Le numéro un de la CGT Philippe Martinez n'a pas "l'obsession de la première place" pour sa confédération mais aimerait qu'elle s'adresse "à tous les salariés". Et il tient beaucoup à sa semaine de 32 heures pour faire baisser le chômage, quitte à passer pour un "illuminé".
Elu en février 2015 secrétaire général de la confédération dans un contexte "particulièrement difficile", juste après l'éviction de Thierry Lepaon épinglé pour son train de vie, il se crispe et se montre peu disert quand on évoque son prédécesseur.
M. Martinez et les militants CGT ont été "marqués et choqués" dès les premières révélations sur le montant des travaux des bureau et appartement de fonction de Thierry Lepaon (pour un montant total d'environ 160.000 euros), raconte-t-il à une journaliste de l'AFP, installé dans ledit bureau beau et spacieux, situé au siège de la confédération, à Montreuil.
"L'image de la CGT a été mise à mal", ajoute-t-il. "Les militants ont été attaqués sur leur intégrité.
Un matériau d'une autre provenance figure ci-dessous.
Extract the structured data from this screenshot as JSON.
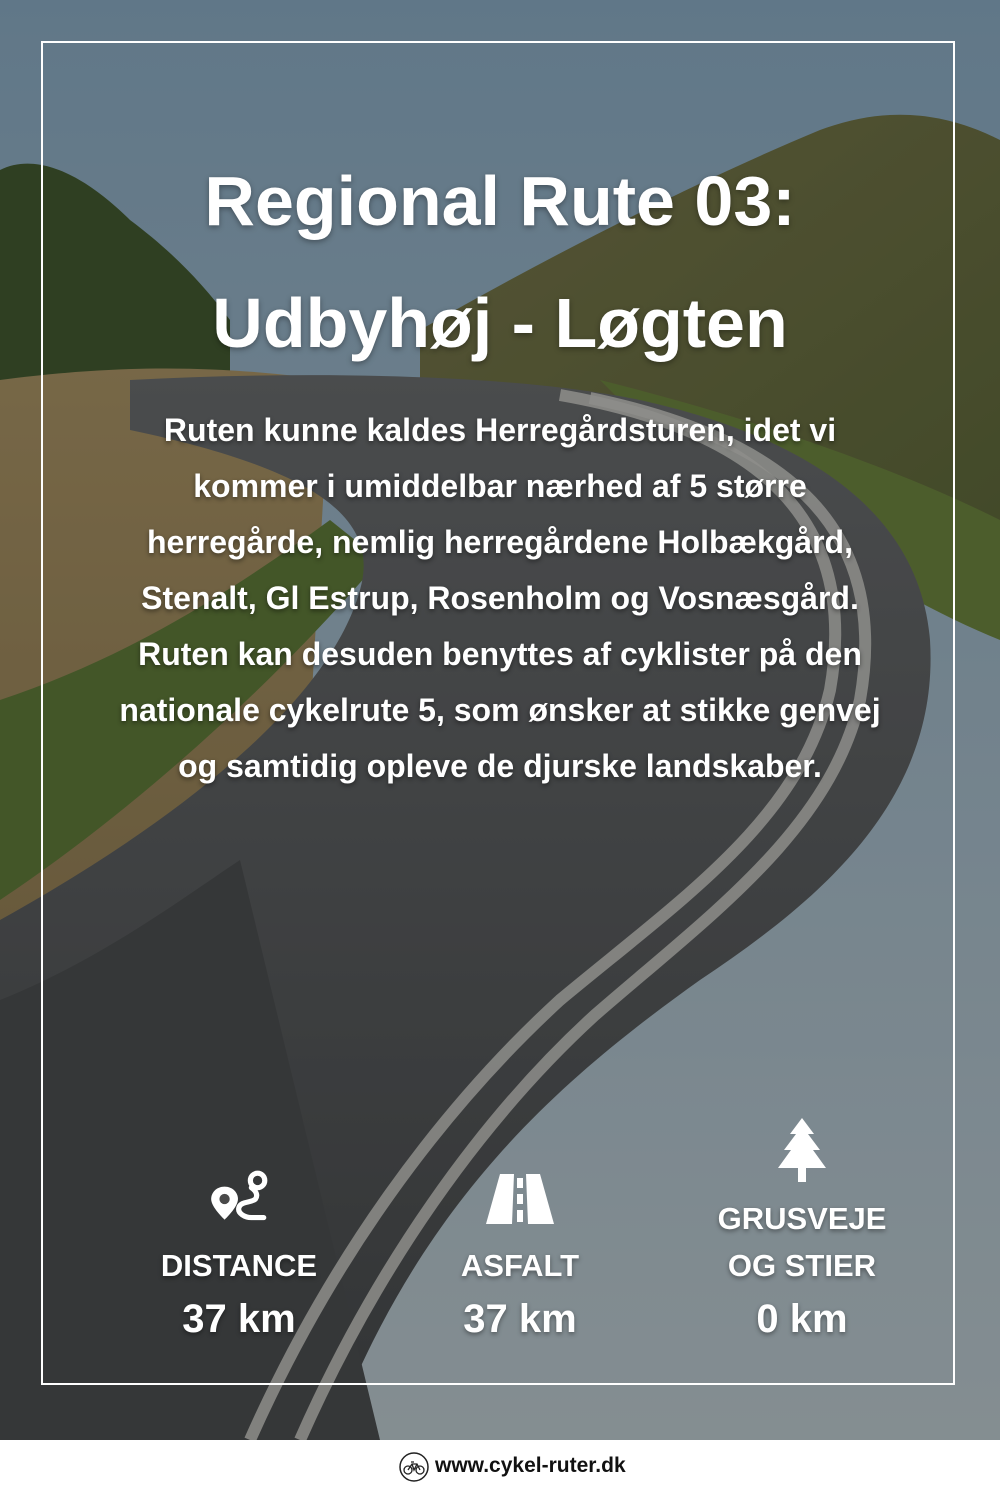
{
  "title_lines": [
    "Regional Rute 03:",
    "Udbyhøj - Løgten"
  ],
  "description": "Ruten kunne kaldes Herregårdsturen, idet vi kommer i umiddelbar nærhed af 5 større herregårde, nemlig herregårdene Holbækgård, Stenalt, Gl Estrup, Rosenholm og Vosnæsgård. Ruten kan desuden benyttes af cyklister på den nationale cykelrute 5, som ønsker at stikke genvej og samtidig opleve de djurske landskaber.",
  "stats": [
    {
      "icon": "route-icon",
      "label": "DISTANCE",
      "value": "37 km"
    },
    {
      "icon": "road-icon",
      "label": "ASFALT",
      "value": "37 km"
    },
    {
      "icon": "tree-icon",
      "label_lines": [
        "GRUSVEJE",
        "OG STIER"
      ],
      "value": "0 km"
    }
  ],
  "footer": {
    "icon": "bicycle-logo-icon",
    "url": "www.cykel-ruter.dk"
  },
  "colors": {
    "text": "#ffffff",
    "overlay": "#141414",
    "footer_bg": "#ffffff",
    "footer_text": "#111111"
  }
}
Ca a renvoyé l'image de militants malhonnêtes, et ça a fait mal", regrette-t-il.
Pour autant, la CGT s'est engagée à payer l'ancien leader, jusqu'à ce qu'il trouve un emploi. La presse évoque sa nomination à la tête d'une agence gouvernementale pour la langue française. M. Martinez évacue la question: "c'est l'Élysée ou Matignon qui a la main dessus, pas moi". Mais il en profite pour souligner les "compétences et expertise" de l'ex-leader en la matière, rappelant qu'il a travaillé sur un rapport sur l’illettrisme.
- 'Faire tourner le monde dans le bon sens ' -
M. Martinez veut surtout oublier ce scandale Lepaon et aller de l'avant, alors que la CFDT pourrait ravir la première place à la CGT lors des élections professionnelles nationales qui auront lieu en 2017.
"On n'est pas obnubilé par cette histoire de représentativité. On n'a pas l'obsession de la première place, mais l'obsession d'être le syndicat de tout le salariat", assure-t-il.
"Il y a des entreprises de 1.000 salariés où on n'est pas du tout présent". En outre, "il faut que le syndicat soit aussi abordable pour les précaires, les intérimaires, les jeunes. On a de vrais efforts à faire dans ce domaine".
Il veut aussi que la confédération "accorde plus de temps aux salariés" et moins aux réunions institutionnelles ("il y a beaucoup de réunions avec le gouvernement, les directions d'entreprise où il ne se passe pas grand-chose").
M. Martinez insistera sur ces points lors du Congrès qui démarre lundi à Marseille.
Il y vantera également une CGT qui "conteste" mais aussi qui "propose" car "il y a un manque de visibilité d'une CGT force de proposition".
Et parmi les propositions, il y a la semaine de 32 heures, son cheval de bataille: "la vie moderne n'implique pas une aliénation au travail, qui doit être émancipateur mais pas une contrainte. On peut s'éclater au boulot et dans la vie. Il faut un équilibre".
"Quand on a proposé de réduire le temps de travail, ça a fait l'effet d'une bombe", s'amuse-t-il. Mais, "petit à petit, on est sollicité par les économistes, par les sociétés qui estiment que c'est une proposition intéressante".
La logique est simple: "si on travaille moins tous, on va libérer du temps pour ceux qui n'ont pas de travail". Et le financement? "C'est la question la plus difficile". Mais il a des solutions: "prendre sur l'argent versé aux actionnaires"; "récupérer" celui de l'évasion fiscale.
"On est un peu à contre-courant, avec un peu l'image d'illuminé hors monde dans lequel on vit. Nous on considère que le monde dans lequel on vit ne tourne pas rond et donc on fait des propositions pour le faire tourner dans le bon sens", explique-t-il.